La complexification du paysage scriptural de la ville en période de pandémie conduit donc à une mise en concurrence des messages institutionnels, commerciaux et militants. Elle engendre une forme de saturation des injonctions et des incantations dont la présence hégémonique et l’impact sur le corps et l’esprit méritent d’être questionnés, tandis que certaines revendications, guère visibles dans l’espace public, peinent à se faire entendre auprès des pouvoirs publics. Reste à savoir ce qu’il en restera aussi… dans le « monde d’après ».

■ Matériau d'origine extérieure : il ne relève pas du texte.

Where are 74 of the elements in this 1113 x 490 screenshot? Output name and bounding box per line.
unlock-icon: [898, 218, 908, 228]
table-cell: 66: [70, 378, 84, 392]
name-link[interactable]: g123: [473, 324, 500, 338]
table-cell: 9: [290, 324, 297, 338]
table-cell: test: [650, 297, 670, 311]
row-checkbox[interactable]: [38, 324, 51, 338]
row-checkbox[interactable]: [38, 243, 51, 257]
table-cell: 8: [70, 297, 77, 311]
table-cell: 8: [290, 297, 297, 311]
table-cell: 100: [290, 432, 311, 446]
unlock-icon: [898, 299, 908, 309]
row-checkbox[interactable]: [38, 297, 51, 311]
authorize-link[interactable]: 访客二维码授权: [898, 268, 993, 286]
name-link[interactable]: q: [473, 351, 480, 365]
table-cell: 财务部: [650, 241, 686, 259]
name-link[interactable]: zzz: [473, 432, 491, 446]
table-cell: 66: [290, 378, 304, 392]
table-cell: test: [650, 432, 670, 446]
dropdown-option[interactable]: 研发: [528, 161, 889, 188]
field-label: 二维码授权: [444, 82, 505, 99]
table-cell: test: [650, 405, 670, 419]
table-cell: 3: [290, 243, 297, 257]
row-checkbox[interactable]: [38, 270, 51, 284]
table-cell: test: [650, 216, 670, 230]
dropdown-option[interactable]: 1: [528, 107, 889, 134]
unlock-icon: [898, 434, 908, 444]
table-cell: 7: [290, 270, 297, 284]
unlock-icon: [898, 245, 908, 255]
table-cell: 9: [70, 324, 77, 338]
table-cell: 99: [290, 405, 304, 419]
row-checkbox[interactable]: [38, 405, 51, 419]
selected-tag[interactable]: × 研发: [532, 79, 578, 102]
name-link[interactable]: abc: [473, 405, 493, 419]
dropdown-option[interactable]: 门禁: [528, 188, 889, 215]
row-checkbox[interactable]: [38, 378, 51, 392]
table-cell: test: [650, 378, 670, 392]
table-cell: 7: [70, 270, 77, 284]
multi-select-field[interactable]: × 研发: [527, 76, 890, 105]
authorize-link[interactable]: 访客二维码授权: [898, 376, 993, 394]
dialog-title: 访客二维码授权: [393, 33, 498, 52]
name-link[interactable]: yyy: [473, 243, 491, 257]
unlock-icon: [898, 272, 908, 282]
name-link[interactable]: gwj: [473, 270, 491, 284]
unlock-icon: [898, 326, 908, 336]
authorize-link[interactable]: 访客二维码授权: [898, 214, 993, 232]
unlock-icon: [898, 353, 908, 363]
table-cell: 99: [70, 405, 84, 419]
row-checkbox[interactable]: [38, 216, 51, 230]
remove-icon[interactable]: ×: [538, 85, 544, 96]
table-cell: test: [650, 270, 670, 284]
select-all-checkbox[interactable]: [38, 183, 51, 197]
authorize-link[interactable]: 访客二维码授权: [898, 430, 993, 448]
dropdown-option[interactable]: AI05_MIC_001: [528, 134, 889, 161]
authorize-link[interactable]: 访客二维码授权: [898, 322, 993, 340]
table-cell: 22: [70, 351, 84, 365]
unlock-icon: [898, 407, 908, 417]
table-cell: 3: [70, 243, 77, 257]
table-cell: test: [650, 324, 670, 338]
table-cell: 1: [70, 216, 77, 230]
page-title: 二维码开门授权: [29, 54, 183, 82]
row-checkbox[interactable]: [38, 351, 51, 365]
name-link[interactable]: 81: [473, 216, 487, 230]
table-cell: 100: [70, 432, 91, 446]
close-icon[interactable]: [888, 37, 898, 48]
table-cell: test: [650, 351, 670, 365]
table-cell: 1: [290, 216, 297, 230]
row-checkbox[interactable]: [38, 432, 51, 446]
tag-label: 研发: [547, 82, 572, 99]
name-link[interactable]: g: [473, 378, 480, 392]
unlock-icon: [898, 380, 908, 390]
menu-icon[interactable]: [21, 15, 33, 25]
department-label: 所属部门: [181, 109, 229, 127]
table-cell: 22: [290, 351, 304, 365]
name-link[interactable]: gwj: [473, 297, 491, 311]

Bordeaux/Montréal, le 20 mai 2020
Matthieu Noucher est géographe, chercheur au CNRS, au sein de l’UMR Passages (Université Bordeaux Montaigne). Il travaille sur les enjeux socio-politiques de l’usage des technologies de l’information géographique et a publié fin 2017 « Les Petites cartes du Web. Approche critique des nouvelles fabriques cartographiques » aux éditions de la rue d’Ulm – Presses de l’Ens. De décembre 2019 à avril 2020, il était en mission à Montréal, dans le cadre du programme « mobilité internationale » de l’IdEx de l’Université de Bordeaux.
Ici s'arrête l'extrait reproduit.